Lišková’s book focuses on sexology in post-war Czechoslovakia, a ‘scientific’ approach to sex which was embraced by the authorities and popularised in the mainstream press. Not only did Communist Czechoslovakia decriminalise abortion and homosexuality long before most of the west, it made the female orgasm an ideological battleground.
In the early 1950s, Communist Czechoslovakia was concerned with raising birth rates and the state’s sexologists deemed the female orgasm essential for conception. From these pragmatic beginnings, sex began to saturate public discourse, particularly through national radio. Liskova approaches this subject from an implicitly feminist viewpoint, revealing how women were central to the state-socialist sexual project. Not only was the state regularly encouraging people to have sex and telling them that the female orgasm was crucial for conception, but also that a happy sex life would result from a more equal relationship between spouses.

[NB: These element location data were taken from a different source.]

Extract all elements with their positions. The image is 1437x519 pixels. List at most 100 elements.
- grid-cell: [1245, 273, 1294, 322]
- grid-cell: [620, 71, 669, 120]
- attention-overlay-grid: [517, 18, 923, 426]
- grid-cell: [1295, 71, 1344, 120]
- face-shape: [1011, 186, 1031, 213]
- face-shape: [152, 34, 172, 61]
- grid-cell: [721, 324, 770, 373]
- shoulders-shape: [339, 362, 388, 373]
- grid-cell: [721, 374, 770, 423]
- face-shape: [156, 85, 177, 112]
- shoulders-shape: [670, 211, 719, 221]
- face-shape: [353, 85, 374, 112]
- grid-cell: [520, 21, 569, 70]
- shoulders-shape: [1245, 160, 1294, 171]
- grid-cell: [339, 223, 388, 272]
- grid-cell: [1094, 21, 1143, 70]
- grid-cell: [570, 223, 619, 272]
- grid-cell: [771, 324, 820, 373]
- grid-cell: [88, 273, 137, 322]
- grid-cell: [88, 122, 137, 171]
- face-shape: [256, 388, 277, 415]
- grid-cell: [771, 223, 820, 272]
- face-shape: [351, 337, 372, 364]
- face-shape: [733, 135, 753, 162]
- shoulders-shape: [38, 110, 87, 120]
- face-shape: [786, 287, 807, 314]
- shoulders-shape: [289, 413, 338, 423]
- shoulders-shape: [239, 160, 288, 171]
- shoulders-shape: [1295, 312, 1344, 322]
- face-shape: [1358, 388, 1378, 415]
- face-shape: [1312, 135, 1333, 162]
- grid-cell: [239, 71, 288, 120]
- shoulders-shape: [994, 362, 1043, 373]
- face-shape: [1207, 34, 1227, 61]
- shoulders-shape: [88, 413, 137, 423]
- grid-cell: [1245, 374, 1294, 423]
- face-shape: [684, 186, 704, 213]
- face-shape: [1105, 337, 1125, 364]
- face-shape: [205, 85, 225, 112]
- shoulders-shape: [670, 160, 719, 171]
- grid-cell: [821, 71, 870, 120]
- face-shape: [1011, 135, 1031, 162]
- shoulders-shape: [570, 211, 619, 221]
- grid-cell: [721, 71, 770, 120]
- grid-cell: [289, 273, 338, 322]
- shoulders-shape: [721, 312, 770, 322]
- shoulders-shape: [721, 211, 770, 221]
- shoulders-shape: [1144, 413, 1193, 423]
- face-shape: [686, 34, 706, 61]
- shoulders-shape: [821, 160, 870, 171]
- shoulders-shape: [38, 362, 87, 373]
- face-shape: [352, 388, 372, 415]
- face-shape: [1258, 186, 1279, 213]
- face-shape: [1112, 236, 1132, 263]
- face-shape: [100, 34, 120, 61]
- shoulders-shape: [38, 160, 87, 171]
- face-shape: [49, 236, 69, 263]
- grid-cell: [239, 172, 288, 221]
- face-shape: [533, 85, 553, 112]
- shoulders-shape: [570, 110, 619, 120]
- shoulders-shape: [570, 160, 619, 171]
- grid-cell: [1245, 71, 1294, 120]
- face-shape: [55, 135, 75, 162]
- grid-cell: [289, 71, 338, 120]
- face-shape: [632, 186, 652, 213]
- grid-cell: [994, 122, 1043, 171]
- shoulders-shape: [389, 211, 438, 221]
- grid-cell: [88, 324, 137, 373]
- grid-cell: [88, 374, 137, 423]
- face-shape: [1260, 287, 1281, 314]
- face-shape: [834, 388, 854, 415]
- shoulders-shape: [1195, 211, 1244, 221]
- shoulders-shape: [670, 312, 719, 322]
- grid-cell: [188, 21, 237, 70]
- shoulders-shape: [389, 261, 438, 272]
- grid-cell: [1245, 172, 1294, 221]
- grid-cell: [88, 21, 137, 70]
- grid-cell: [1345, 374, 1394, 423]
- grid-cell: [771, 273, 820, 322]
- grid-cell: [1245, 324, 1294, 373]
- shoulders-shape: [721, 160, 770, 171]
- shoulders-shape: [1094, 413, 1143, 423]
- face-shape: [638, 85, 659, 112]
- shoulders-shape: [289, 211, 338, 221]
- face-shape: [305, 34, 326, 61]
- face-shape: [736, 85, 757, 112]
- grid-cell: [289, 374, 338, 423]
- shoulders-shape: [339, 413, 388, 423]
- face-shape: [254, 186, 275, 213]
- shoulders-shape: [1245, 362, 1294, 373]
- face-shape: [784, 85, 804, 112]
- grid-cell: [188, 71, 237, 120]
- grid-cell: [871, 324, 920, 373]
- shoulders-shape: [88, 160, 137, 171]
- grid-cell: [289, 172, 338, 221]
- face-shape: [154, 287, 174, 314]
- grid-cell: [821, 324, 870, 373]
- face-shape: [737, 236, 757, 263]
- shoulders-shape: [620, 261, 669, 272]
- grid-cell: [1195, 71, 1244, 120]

The book tracks the changes in sexual politics over the decades, which were quite unlike developments in western Europe at the same time. In the 1950s, a new type of family was promulgated, where mutual love and partnership was said to cure sexual ailments. An importance was ascribed to women’s work outside the home, while the husband’s help in housework was considered to be a positive sexual stimulant, and even a form of foreplay. In the second half of the 1960s, however, an increased public discourse about sex was combined with the return of normative gender roles. After the Prague Spring was crushed, a ‘cool’, no-strings-attached sexuality came alongside an insistence that technique, rather than equality, was the key to sexual pleasure. Sex, like much else, was declared to be something that happened behind closed doors, divorcing it from any form of political utopia. By the 1980s, it was considered a purely biological matter.
This makes it clear that the current backlash to women’s reproductive rights and LGBT rights in post-Communist countries was in preparation during state socialism’s decline. The authorities back then had already rejected the idea that true equality was good for sex, and that work and sex were entangled.
Lišková’s formidable research might also make us look differently at today’s changes in sexuality. As in late-socialist Czechoslovakia, sex itself has become ever easier and less taboo, but the old questions of gender equality, of reproduction, and of family forms, remain unresolved. Sex, and with it feminism, may have become more available, but only as a frozen commodity.